Selon ces spécialistes, Evo Morales et ses pairs sont fondés à appuyer leur colère sur l’Histoire. Des décennies durant, leurs pays ont accueilli des Européens en quête de meilleurs lendemains. Au total, ils sont 35 millions à s’y être déracinés entre la fin du XIXe siècle et la Seconde Guerre mondiale, rappelle la démographe Maria Eugenia Cosio. Il a fallu attendre les années 1990 pour que les flux s’inversent. Infime à ses débuts, l’immigration latino-américaine en Europe, d’abord le fait de riches familles puis de militants fuyant les régimes autoritaires, est « devenue strictement économique à partir de 1980 », rappelle Denis Rolland.

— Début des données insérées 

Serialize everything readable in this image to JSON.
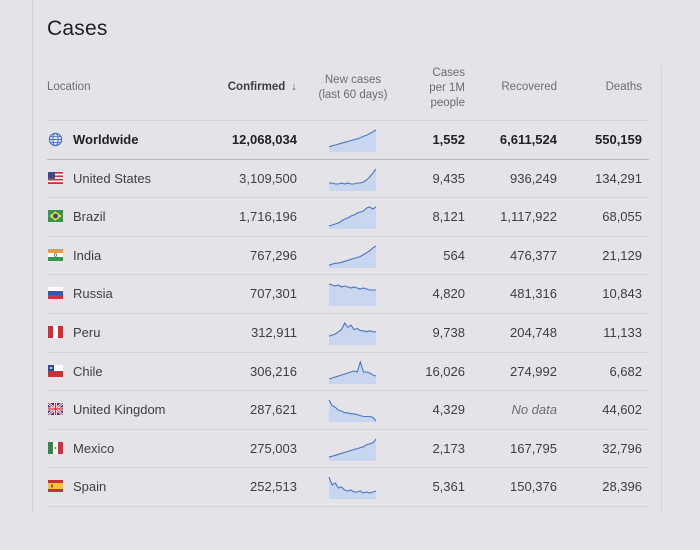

Mais ce n’est qu’au cours des toutes dernières années qu’elle s’est faite vraiment significative, « à mesure que durcissaient les conditions d’accueil aux Etats-Unis », relève Maria Eugenia Cosio. « L’Europe est apparue comme une solution de substitution. » La pauvreté généralisée, la crise en Argentine et ses répercussions chez ses voisins, les difficultés économiques du Brésil, le nouveau régime au Venezuela ou la guerre civile en Colombie ont encouragé les départs. Selon l’Organisation de coopération et de développement économiques (OCDE), 220000 Latino-Américains d’origine, jeunes actifs pour la plupart, vivent actuellement en Italie, 67000 au Portugal ou 85000 en France. Et 725000 en Espagne - moins de 100000 en 1995 - terre d’exil privilégiée en raison de sa généreuse ouverture. La transposition de la directive « va forcément durcir la position espagnole et compliquer ses liens bilatéraux avec les pays latino-américains », souligne Maria Eugenia Cosio. « Avant, une lettre suffisait pour faire venir quelqu’un de Colombie. »

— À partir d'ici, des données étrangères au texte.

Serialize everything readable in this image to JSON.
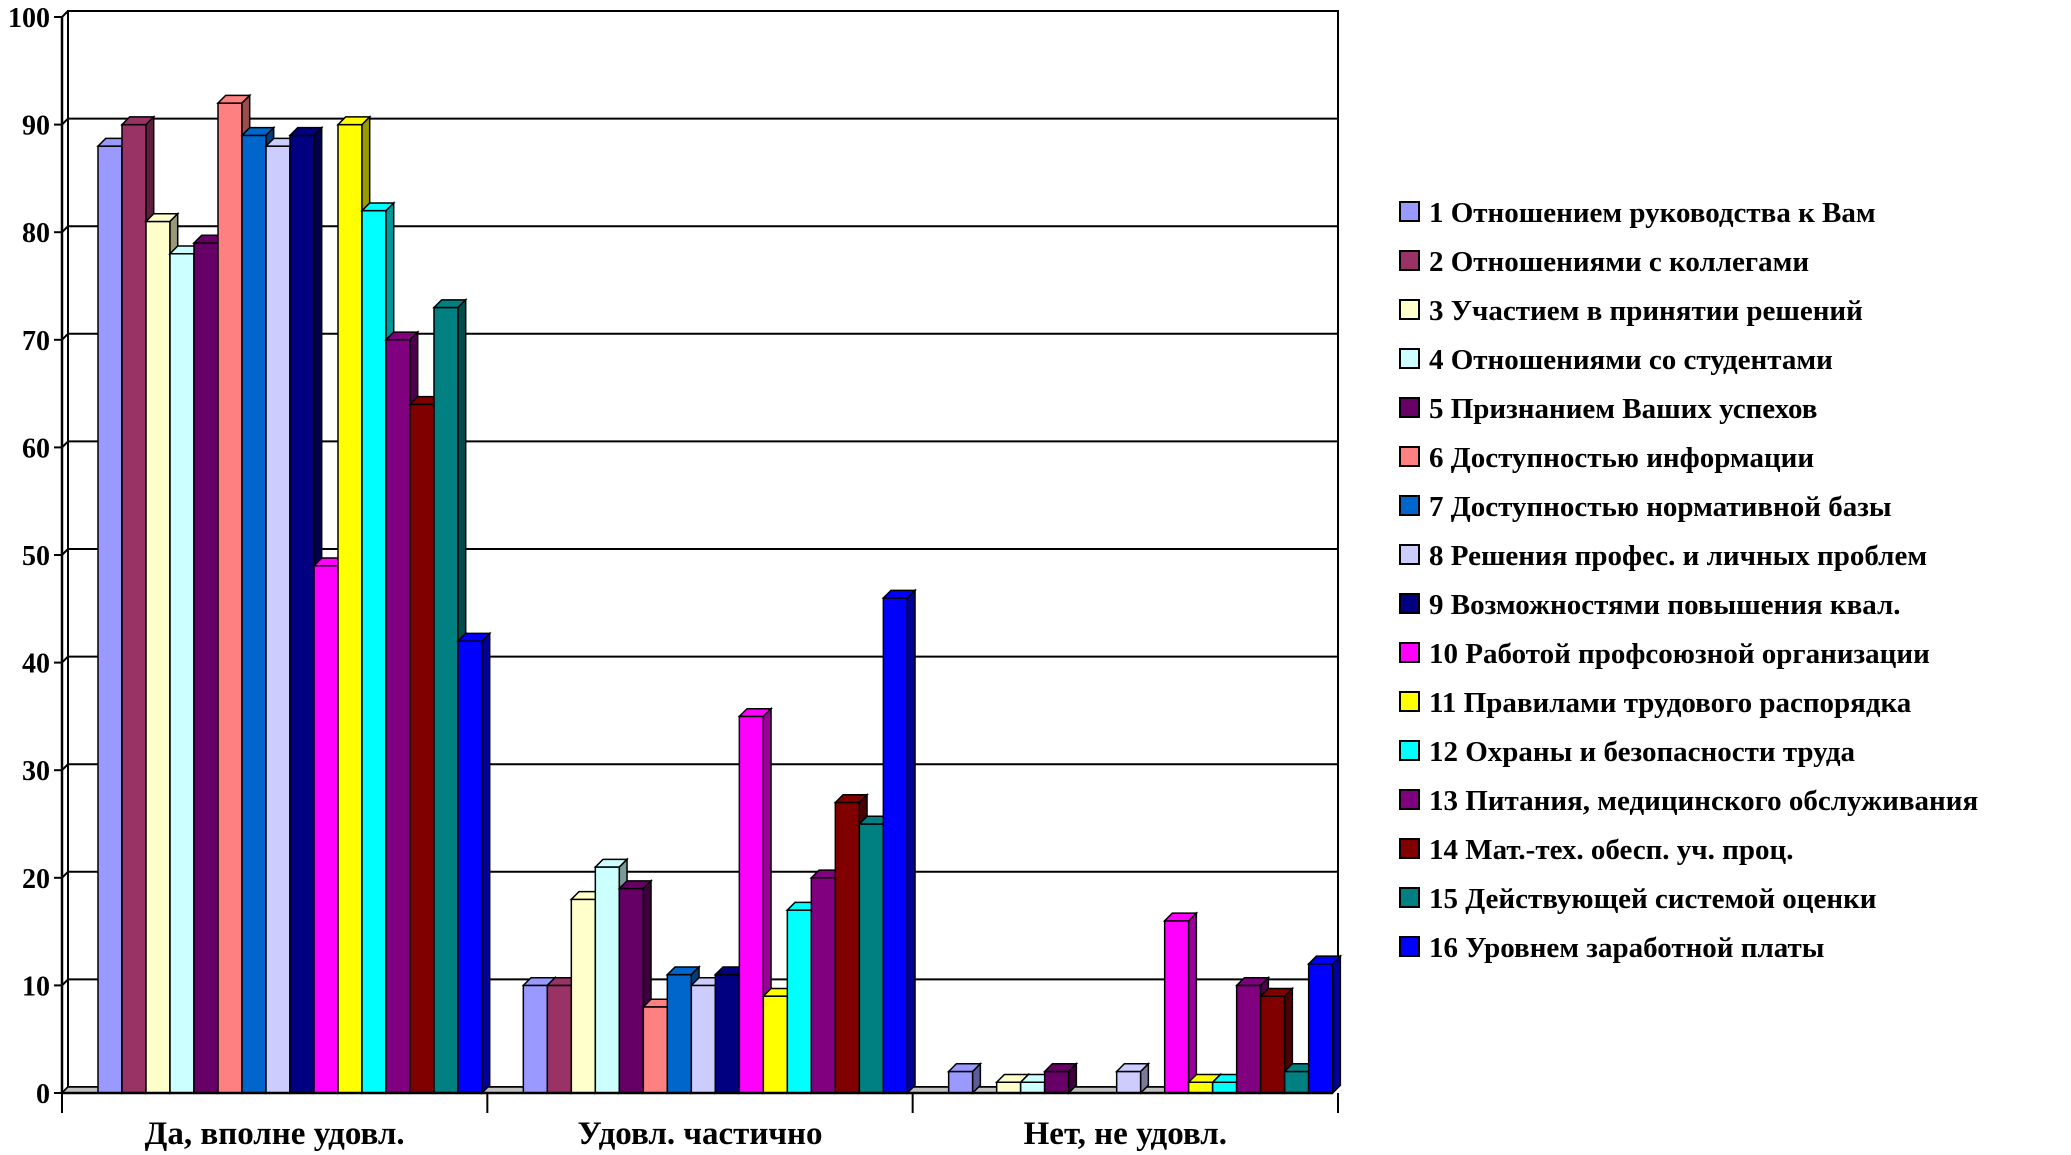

L’Amérique latine a d’autant plus de peine à se résoudre au verrouillage de l’Europe qu’elle a besoin des remisas, ces sommes d’argents envoyées au pays par les migrants. En Bolivie, cette manne pèse 10% du produit intérieur brut. Traitement infamant des sans-papiers, non-réciprocité historique... Pour le continent qui accueilli ses aïeux, la "directive retour" de l’Europe n’est rien moins qu’une gifle.